Union membership has been cut in half, to 140,000 over the past three years. Gettelfinger sold his members on a new contract in 2007, in which the union says they already made many concessions.
Impact on Auto Workers
"We already made huge concessions in 2005 and 2007," said Alan Reuther, director of the UAW's Washington, D.C. office. "Workers have already made significant sacrifices and we've seen nothing of the sort from management. We've stepped forward already, but the companies haven't."
In the last contract the union took over paying pensions to retired workers and agreed to reduced health care benefits and lower wages beginning in 2010.
Gettelfinger and others in the union blame the slumping economy, not the cost of labor for the companies' decline. Under the current contract, workers earn $27 an hour, not including benefits.

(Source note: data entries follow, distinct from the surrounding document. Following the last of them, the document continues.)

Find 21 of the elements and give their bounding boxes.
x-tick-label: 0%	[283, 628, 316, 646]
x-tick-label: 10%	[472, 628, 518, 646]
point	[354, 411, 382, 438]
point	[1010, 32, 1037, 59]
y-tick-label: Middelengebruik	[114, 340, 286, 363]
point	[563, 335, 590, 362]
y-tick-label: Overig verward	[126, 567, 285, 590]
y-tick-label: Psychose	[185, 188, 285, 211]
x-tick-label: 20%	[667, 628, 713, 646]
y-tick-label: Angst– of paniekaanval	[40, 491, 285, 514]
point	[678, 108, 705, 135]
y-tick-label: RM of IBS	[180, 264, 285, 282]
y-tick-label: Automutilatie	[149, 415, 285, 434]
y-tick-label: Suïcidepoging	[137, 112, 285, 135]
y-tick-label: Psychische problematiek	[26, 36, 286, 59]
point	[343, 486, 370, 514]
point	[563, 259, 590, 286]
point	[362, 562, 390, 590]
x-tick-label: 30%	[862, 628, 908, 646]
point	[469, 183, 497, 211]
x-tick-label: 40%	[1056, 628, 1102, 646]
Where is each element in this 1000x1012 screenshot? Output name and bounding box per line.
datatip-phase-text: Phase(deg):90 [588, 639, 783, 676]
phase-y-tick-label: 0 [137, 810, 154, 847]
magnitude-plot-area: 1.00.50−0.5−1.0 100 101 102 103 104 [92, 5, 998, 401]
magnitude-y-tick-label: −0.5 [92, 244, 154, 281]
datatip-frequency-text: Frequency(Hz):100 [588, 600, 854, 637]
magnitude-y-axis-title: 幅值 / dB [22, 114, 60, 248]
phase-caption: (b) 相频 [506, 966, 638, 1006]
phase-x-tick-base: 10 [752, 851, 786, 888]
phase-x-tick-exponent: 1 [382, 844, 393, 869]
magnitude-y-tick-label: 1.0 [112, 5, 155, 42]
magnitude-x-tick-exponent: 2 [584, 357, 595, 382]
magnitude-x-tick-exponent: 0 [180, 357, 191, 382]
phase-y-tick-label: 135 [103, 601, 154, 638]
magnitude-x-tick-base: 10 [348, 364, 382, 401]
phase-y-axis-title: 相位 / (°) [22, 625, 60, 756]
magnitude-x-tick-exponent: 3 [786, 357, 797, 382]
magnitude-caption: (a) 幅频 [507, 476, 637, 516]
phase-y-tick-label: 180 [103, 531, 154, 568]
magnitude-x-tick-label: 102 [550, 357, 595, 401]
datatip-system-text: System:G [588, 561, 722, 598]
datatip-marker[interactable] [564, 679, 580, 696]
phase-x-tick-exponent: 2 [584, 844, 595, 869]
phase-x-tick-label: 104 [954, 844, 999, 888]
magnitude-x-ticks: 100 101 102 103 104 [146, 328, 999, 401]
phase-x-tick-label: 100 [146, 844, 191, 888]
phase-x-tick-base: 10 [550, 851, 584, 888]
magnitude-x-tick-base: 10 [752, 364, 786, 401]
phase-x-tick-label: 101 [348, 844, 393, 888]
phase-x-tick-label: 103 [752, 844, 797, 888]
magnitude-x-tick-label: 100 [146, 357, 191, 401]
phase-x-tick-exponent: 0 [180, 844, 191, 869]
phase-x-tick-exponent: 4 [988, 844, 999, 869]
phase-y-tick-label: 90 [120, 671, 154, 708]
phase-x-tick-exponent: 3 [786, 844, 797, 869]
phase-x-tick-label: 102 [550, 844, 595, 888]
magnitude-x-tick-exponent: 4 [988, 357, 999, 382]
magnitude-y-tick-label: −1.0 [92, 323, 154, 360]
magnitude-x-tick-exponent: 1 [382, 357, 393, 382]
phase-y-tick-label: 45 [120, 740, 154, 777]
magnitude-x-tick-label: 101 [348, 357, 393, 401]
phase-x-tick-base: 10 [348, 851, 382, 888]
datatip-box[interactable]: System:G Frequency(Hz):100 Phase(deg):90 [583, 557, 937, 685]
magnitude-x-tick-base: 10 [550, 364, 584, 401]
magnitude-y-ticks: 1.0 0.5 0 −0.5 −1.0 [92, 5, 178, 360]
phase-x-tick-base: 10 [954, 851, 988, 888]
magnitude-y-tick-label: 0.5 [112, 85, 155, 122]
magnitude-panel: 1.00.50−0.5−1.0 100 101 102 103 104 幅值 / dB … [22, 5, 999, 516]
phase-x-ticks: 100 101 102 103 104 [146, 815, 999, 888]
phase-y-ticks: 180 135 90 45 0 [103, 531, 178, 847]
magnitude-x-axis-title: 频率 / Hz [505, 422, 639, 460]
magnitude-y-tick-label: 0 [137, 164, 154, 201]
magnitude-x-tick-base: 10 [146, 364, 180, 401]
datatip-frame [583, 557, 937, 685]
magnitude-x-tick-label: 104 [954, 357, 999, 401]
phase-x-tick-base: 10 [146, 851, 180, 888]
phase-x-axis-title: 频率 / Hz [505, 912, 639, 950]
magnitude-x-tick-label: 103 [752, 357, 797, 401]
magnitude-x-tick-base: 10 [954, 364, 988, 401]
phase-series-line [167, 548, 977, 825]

"GM has already done what companies do when they're in bankruptcy," said the UAW source. "Their income has been cut in half and it nothing to do with the cost of labor. Arrested car sales have nothing to do with the problems in the industry people have been talking about for years –- quality, fuel efficiency. They have to do with a sluggish economy."
Bankruptcy would only make a bad situation worse, this person said. "No one is in the market to buy a car right now and they're not going to change their mind if the companies actually declare bankruptcy. Who would buy a car from a company in bankruptcy? People would say, 'Will I be able to get parts? Will I be able to get service?'"

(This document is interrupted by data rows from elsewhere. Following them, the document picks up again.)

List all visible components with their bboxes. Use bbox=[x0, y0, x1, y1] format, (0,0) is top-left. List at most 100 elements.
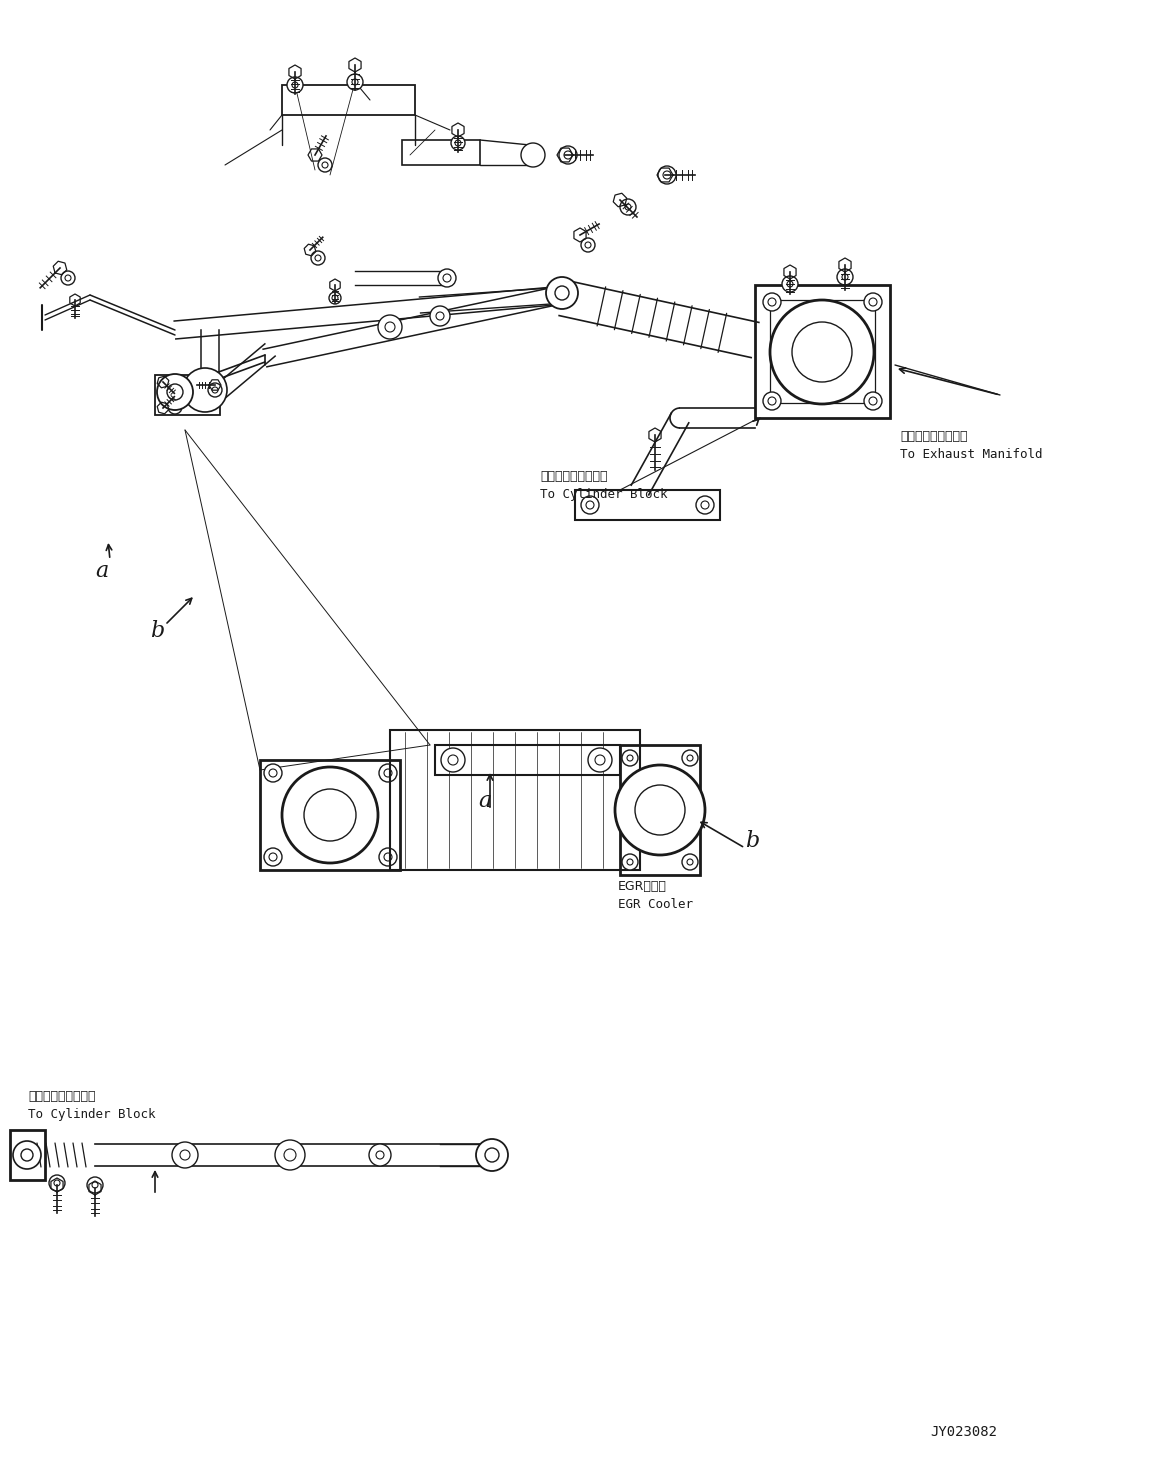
Circle shape bbox=[21, 1149, 33, 1161]
Circle shape bbox=[208, 383, 222, 397]
Circle shape bbox=[168, 399, 182, 414]
Circle shape bbox=[581, 238, 595, 252]
Circle shape bbox=[625, 204, 631, 210]
Circle shape bbox=[264, 849, 282, 866]
Text: To Exhaust Manifold: To Exhaust Manifold bbox=[901, 448, 1042, 461]
Circle shape bbox=[292, 82, 297, 87]
Circle shape bbox=[865, 293, 882, 311]
Circle shape bbox=[664, 171, 670, 179]
Circle shape bbox=[443, 274, 451, 281]
Circle shape bbox=[352, 79, 358, 85]
Circle shape bbox=[332, 295, 338, 300]
Circle shape bbox=[92, 1182, 98, 1188]
Circle shape bbox=[60, 271, 76, 284]
Circle shape bbox=[370, 1145, 390, 1166]
Circle shape bbox=[284, 1149, 296, 1161]
Text: b: b bbox=[745, 830, 759, 851]
Circle shape bbox=[763, 392, 781, 410]
Circle shape bbox=[763, 293, 781, 311]
Circle shape bbox=[485, 1147, 498, 1162]
Circle shape bbox=[172, 404, 178, 410]
Circle shape bbox=[172, 1142, 198, 1168]
Circle shape bbox=[792, 322, 852, 382]
Circle shape bbox=[701, 502, 709, 509]
Circle shape bbox=[157, 375, 193, 410]
Circle shape bbox=[172, 382, 178, 388]
Circle shape bbox=[379, 849, 397, 866]
Circle shape bbox=[430, 306, 450, 327]
Circle shape bbox=[315, 255, 321, 261]
Circle shape bbox=[865, 392, 882, 410]
Circle shape bbox=[287, 77, 303, 93]
Circle shape bbox=[49, 1175, 65, 1191]
Circle shape bbox=[347, 74, 363, 90]
Circle shape bbox=[53, 1180, 60, 1185]
Circle shape bbox=[682, 854, 698, 870]
Text: a: a bbox=[95, 560, 108, 582]
Circle shape bbox=[282, 767, 378, 863]
Bar bbox=[770, 300, 875, 402]
Circle shape bbox=[180, 1150, 191, 1161]
Text: JY023082: JY023082 bbox=[930, 1424, 997, 1439]
Circle shape bbox=[615, 765, 705, 854]
Circle shape bbox=[385, 322, 395, 332]
Circle shape bbox=[627, 859, 633, 865]
Circle shape bbox=[211, 386, 218, 394]
Circle shape bbox=[837, 268, 853, 284]
Circle shape bbox=[383, 853, 392, 862]
Circle shape bbox=[168, 378, 182, 392]
Circle shape bbox=[268, 853, 277, 862]
Circle shape bbox=[768, 397, 776, 405]
Circle shape bbox=[438, 268, 456, 287]
Circle shape bbox=[383, 768, 392, 777]
Text: a: a bbox=[478, 790, 492, 812]
Circle shape bbox=[627, 755, 633, 761]
Circle shape bbox=[167, 383, 182, 399]
Circle shape bbox=[634, 784, 686, 835]
Bar bbox=[260, 760, 400, 870]
Text: To Cylinder Block: To Cylinder Block bbox=[28, 1108, 156, 1121]
Circle shape bbox=[586, 502, 594, 509]
Circle shape bbox=[311, 251, 325, 265]
Circle shape bbox=[588, 748, 612, 771]
Circle shape bbox=[622, 854, 638, 870]
Circle shape bbox=[442, 748, 465, 771]
Circle shape bbox=[658, 166, 676, 184]
Bar bbox=[155, 375, 220, 416]
Circle shape bbox=[456, 140, 461, 146]
Circle shape bbox=[304, 789, 356, 841]
Text: To Cylinder Block: To Cylinder Block bbox=[540, 488, 667, 502]
Text: 排気マニホールドへ: 排気マニホールドへ bbox=[901, 430, 968, 443]
Circle shape bbox=[476, 1139, 508, 1171]
Circle shape bbox=[379, 764, 397, 781]
Circle shape bbox=[264, 764, 282, 781]
Circle shape bbox=[65, 276, 71, 281]
Bar bbox=[282, 85, 415, 115]
Text: シリンダブロックへ: シリンダブロックへ bbox=[540, 469, 608, 483]
Circle shape bbox=[842, 274, 848, 280]
Circle shape bbox=[787, 281, 792, 287]
Circle shape bbox=[329, 292, 340, 305]
Circle shape bbox=[275, 1140, 304, 1169]
Circle shape bbox=[770, 300, 874, 404]
Bar bbox=[435, 745, 621, 776]
Circle shape bbox=[13, 1142, 41, 1169]
Text: b: b bbox=[150, 620, 164, 642]
Bar bbox=[621, 745, 700, 875]
Circle shape bbox=[621, 198, 636, 214]
Circle shape bbox=[768, 297, 776, 306]
Circle shape bbox=[555, 286, 569, 300]
Circle shape bbox=[584, 242, 591, 248]
Circle shape bbox=[451, 136, 465, 150]
Bar bbox=[10, 1130, 45, 1180]
Circle shape bbox=[322, 162, 328, 168]
Text: EGR Cooler: EGR Cooler bbox=[618, 898, 693, 911]
Circle shape bbox=[869, 297, 877, 306]
Circle shape bbox=[564, 152, 572, 159]
Circle shape bbox=[376, 1150, 383, 1159]
Bar bbox=[402, 140, 480, 165]
Circle shape bbox=[696, 496, 713, 515]
Circle shape bbox=[87, 1177, 103, 1193]
Circle shape bbox=[687, 755, 693, 761]
Circle shape bbox=[869, 397, 877, 405]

But that argument is gaining little traction, especially among Republicans.
Sunday, on ABC's "This Week," Gov. Arnold Schwarzenegger, R-Calif., told George Stephanopoulos that workers pay and benefits were "maybe too high."
"I think it's very important to not just put money in, but let's go and see if they have been fiscally responsible, and if they're really operating the right way. Because right now ... the auto workers ... the benefits and all of those things, are maybe too high. Right now, if you compare it to Germany and to Japan and to other countries, they can build cars cheaper, and they don't have that overhead with the amount of what they pay to the workers, the benefits they provide," he said.

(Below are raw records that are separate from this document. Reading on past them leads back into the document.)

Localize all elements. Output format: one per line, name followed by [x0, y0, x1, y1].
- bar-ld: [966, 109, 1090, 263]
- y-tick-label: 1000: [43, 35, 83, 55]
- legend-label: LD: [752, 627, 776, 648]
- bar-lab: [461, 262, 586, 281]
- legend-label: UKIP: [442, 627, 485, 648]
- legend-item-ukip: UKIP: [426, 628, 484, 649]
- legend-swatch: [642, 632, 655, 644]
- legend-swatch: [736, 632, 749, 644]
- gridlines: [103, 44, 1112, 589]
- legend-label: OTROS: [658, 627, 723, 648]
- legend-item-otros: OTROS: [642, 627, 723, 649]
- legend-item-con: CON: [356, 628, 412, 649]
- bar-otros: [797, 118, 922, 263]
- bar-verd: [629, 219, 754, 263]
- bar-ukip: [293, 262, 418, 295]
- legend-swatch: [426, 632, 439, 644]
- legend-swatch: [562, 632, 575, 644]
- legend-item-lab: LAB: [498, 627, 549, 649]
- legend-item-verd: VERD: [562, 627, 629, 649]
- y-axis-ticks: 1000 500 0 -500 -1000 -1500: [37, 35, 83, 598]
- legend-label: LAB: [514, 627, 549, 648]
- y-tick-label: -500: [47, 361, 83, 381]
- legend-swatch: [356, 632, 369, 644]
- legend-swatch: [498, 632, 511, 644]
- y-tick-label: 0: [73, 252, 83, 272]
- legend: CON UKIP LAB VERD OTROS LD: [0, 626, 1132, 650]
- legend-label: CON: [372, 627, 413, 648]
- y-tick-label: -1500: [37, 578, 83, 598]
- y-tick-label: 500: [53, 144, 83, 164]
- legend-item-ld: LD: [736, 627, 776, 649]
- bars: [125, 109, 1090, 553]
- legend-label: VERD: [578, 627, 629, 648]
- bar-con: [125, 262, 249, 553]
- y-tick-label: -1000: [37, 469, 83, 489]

"In America, you sell a car, and $2,000 of each car just goes to benefits," he said.
Union officials say the 2007 contract put workers pay and benefits in line with Japanese and European employees, but American manufacturers have been criticized for not using their workers as productively as foreign firms.
As the economy craters and car sales decline, workers at plants owned by the Big Three are sent home when work slows. Facing similar conditions, American workers at Toyota plants in the U.S., however, use that time to learn new ways to maximize efficiency.